2025年にはアメリカーナ・オナーズ&アワード(アメリカーナ音楽の年間表彰)で最優秀新人賞にノミネートされ、エルトン・ジョンやボーイジーニアスといった名前からも支持を集めるなど、いまもっとも勢いのあるライジング・アクトのひとりだ。
「takeaways」はslowplay / Island Recordsからリリースされた、従来のアルバムとは異なるプロジェクトである。2024年から2025年にかけて段階的に楽曲が追加されていく「生きた文書」という形式をとり、当初の3曲から10曲以上へと拡張された。
過去の自主制作盤(「softboy」「roughboy」「Wild」など)に収録されていた楽曲を再構築し、新曲と並べて提示する。サウンドは「加工しすぎていない」ロー(生)で親密なインディー・フォーク。デモや即日録音のような、磨きすぎない誠実さがそのまま残っている。
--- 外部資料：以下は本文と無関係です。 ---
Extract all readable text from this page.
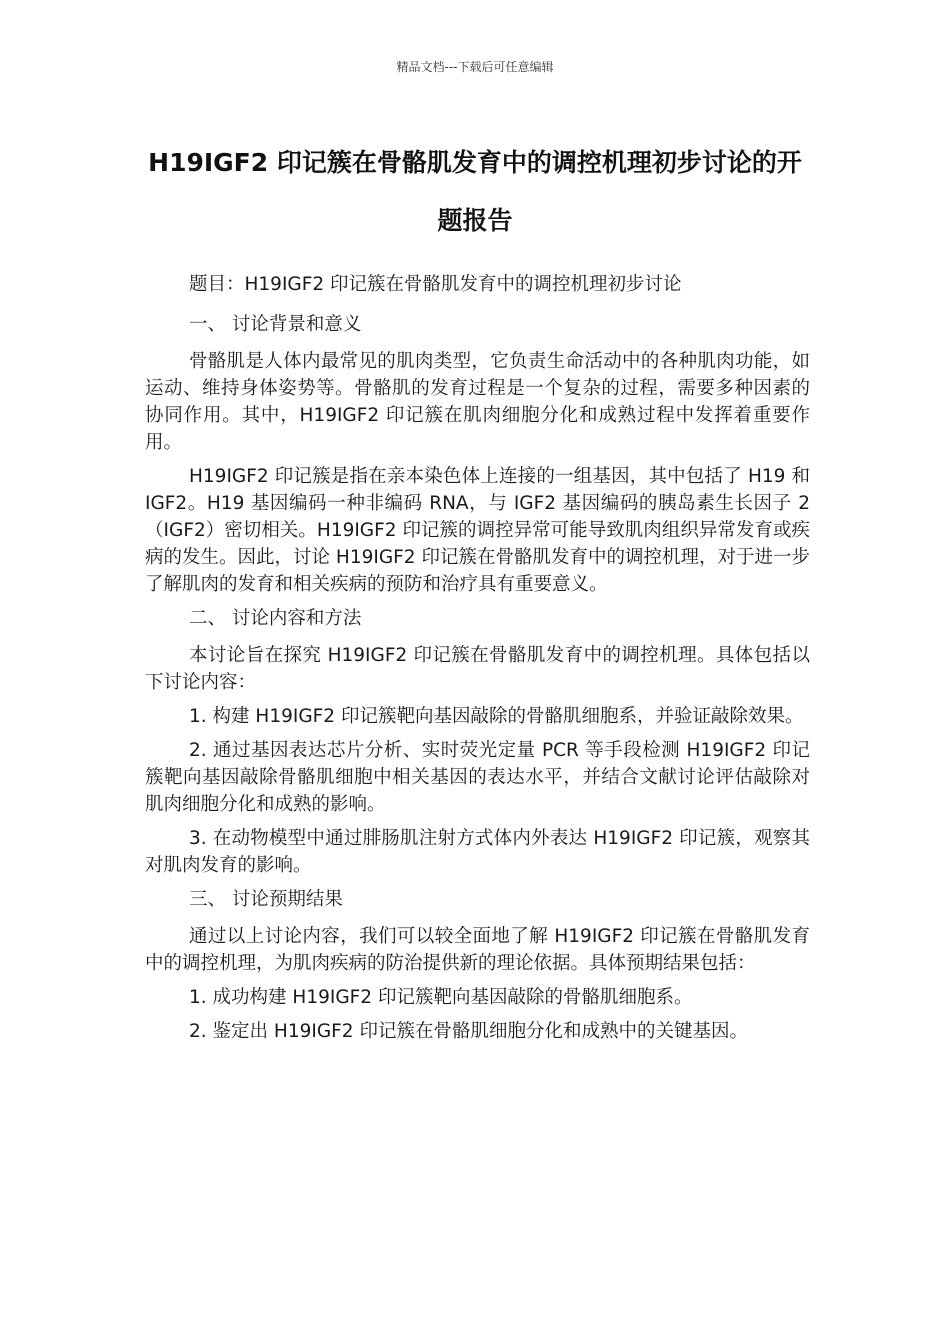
精品文档---下载后可任意编辑
H19IGF2 印记簇在骨骼肌发育中的调控机理初步讨论的开题报告

题目：H19IGF2 印记簇在骨骼肌发育中的调控机理初步讨论

一、 讨论背景和意义

骨骼肌是人体内最常见的肌肉类型，它负责生命活动中的各种肌肉功能，如运动、维持身体姿势等。骨骼肌的发育过程是一个复杂的过程，需要多种因素的协同作用。其中，H19IGF2 印记簇在肌肉细胞分化和成熟过程中发挥着重要作用。

H19IGF2 印记簇是指在亲本染色体上连接的一组基因，其中包括了 H19 和 IGF2。H19 基因编码一种非编码 RNA，与 IGF2 基因编码的胰岛素生长因子 2（IGF2）密切相关。H19IGF2 印记簇的调控异常可能导致肌肉组织异常发育或疾病的发生。因此，讨论 H19IGF2 印记簇在骨骼肌发育中的调控机理，对于进一步了解肌肉的发育和相关疾病的预防和治疗具有重要意义。

二、 讨论内容和方法

本讨论旨在探究 H19IGF2 印记簇在骨骼肌发育中的调控机理。具体包括以下讨论内容：

1. 构建 H19IGF2 印记簇靶向基因敲除的骨骼肌细胞系，并验证敲除效果。

2. 通过基因表达芯片分析、实时荧光定量 PCR 等手段检测 H19IGF2 印记簇靶向基因敲除骨骼肌细胞中相关基因的表达水平，并结合文献讨论评估敲除对肌肉细胞分化和成熟的影响。

3. 在动物模型中通过腓肠肌注射方式体内外表达 H19IGF2 印记簇，观察其对肌肉发育的影响。

三、 讨论预期结果

通过以上讨论内容，我们可以较全面地了解 H19IGF2 印记簇在骨骼肌发育中的调控机理，为肌肉疾病的防治提供新的理论依据。具体预期结果包括：

1. 成功构建 H19IGF2 印记簇靶向基因敲除的骨骼肌细胞系。

2. 鉴定出 H19IGF2 印记簇在骨骼肌细胞分化和成熟中的关键基因。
ニック本人は「観客との境界線が非常に薄い場所」と表現しており、その言葉どおり、聴き手との距離感が異様に近い。
まず取り上げたいのが「R3verse」。
2015年のEP「Roger」に収録されていた「Reverse」を再録したもので、物語が巻き戻されるように出会いの瞬間へと遡っていく構成を持つ。原曲に比べてサウンドには重みが加わり、年月のあいだに積もった生活と喪失の気配が、歌声の吐息や間合いに滲んでいる。
歌詞は「終わることを予感しながら踏み出す初対面の夜」を描き、「gracefully uncomfortable(優雅な居心地の悪さ)」という矛盾した感覚のなかで、救いを求める衝動と現実の虚しさが交差する。過去の楽曲を現在の真実として語り直すというプロジェクトの精神を、一曲で体現している。
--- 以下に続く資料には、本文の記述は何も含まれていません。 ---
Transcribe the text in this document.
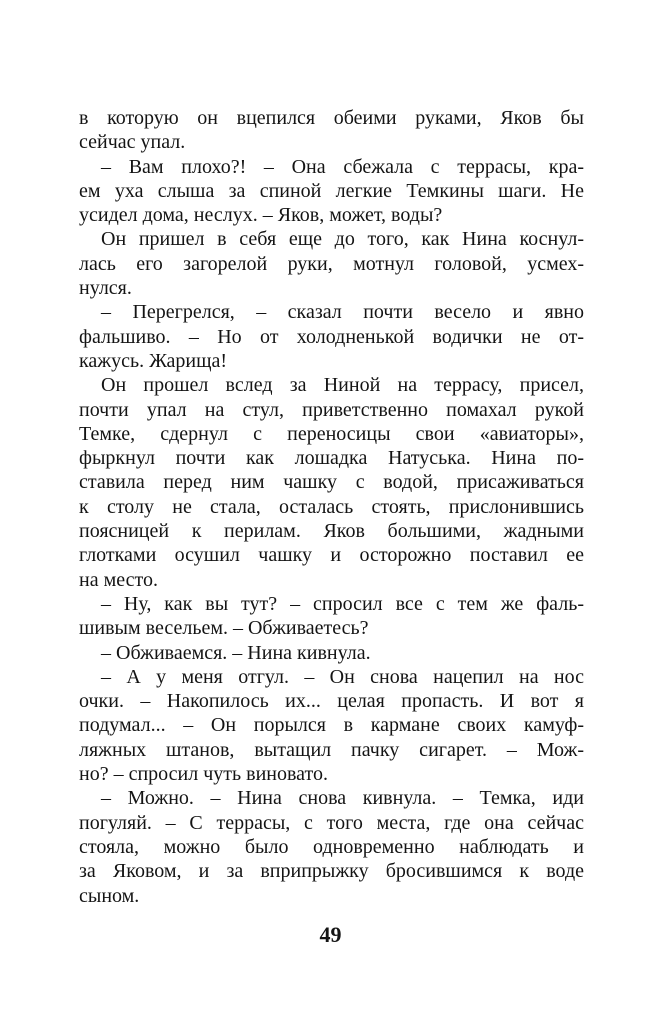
в которую он вцепился обеими руками, Яков бы
сейчас упал.
– Вам плохо?! – Она сбежала с террасы, кра-
ем уха слыша за спиной легкие Темкины шаги. Не
усидел дома, неслух. – Яков, может, воды?
Он пришел в себя еще до того, как Нина коснул-
лась его загорелой руки, мотнул головой, усмех-
нулся.
– Перегрелся, – сказал почти весело и явно
фальшиво. – Но от холодненькой водички не от-
кажусь. Жарища!
Он прошел вслед за Ниной на террасу, присел,
почти упал на стул, приветственно помахал рукой
Темке, сдернул с переносицы свои «авиаторы»,
фыркнул почти как лошадка Натуська. Нина по-
ставила перед ним чашку с водой, присаживаться
к столу не стала, осталась стоять, прислонившись
поясницей к перилам. Яков большими, жадными
глотками осушил чашку и осторожно поставил ее
на место.
– Ну, как вы тут? – спросил все с тем же фаль-
шивым весельем. – Обживаетесь?
– Обживаемся. – Нина кивнула.
– А у меня отгул. – Он снова нацепил на нос
очки. – Накопилось их... целая пропасть. И вот я
подумал... – Он порылся в кармане своих камуф-
ляжных штанов, вытащил пачку сигарет. – Мож-
но? – спросил чуть виновато.
– Можно. – Нина снова кивнула. – Темка, иди
погуляй. – С террасы, с того места, где она сейчас
стояла, можно было одновременно наблюдать и
за Яковом, и за вприпрыжку бросившимся к воде
сыном.
49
もう1曲は「Downtown Theater」。ニックが長年温めてきた楽曲で、ライブでも親しまれてきた一曲だ。声とピアノ、ギターを主体にした剥き出しのフォーク・スタイルで、装飾はほとんどない。
温かみがあるけれども、どこか物悲しいメロディーが感傷的な気分を誘う。
というのも歌詞にはジェントリフィケーション(都市の高級化にともなう再開発)によって映画館やダイナー、さらには父親の家までが取り壊されていくといった、切ない光景を描かれているのだ。
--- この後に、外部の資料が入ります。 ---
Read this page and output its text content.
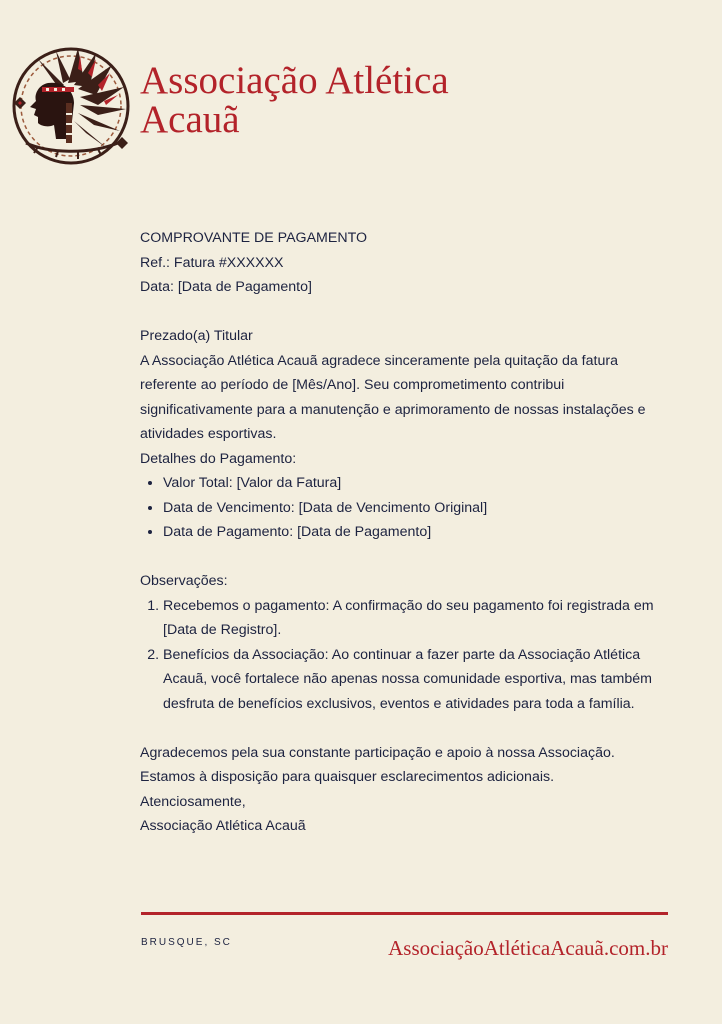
Associação Atlética
Acauã

COMPROVANTE DE PAGAMENTO

Ref.: Fatura #XXXXXX

Data: [Data de Pagamento]

Prezado(a) Titular

A Associação Atlética Acauã agradece sinceramente pela quitação da fatura referente ao período de [Mês/Ano]. Seu comprometimento contribui significativamente para a manutenção e aprimoramento de nossas instalações e atividades esportivas.

Detalhes do Pagamento:

• Valor Total: [Valor da Fatura]
• Data de Vencimento: [Data de Vencimento Original]
• Data de Pagamento: [Data de Pagamento]

Observações:

1. Recebemos o pagamento: A confirmação do seu pagamento foi registrada em [Data de Registro].
2. Benefícios da Associação: Ao continuar a fazer parte da Associação Atlética Acauã, você fortalece não apenas nossa comunidade esportiva, mas também desfruta de benefícios exclusivos, eventos e atividades para toda a família.

Agradecemos pela sua constante participação e apoio à nossa Associação. Estamos à disposição para quaisquer esclarecimentos adicionais.

Atenciosamente,

Associação Atlética Acauã

BRUSQUE, SC	AssociaçãoAtléticaAcauã.com.br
物理的な喪失から、人生の無常観──自分が去った後、誰かが覚えていてくれるだろうかという問いへと静かに移行していく。アルバムのなかではセルフ・スージング(自己鎮静)のような役割を担い、深い内省の色を添えている。
過去を壊して建て直すのではなく、そっと並べ直す──「takeaways」はそんな手ざわりの作品だ。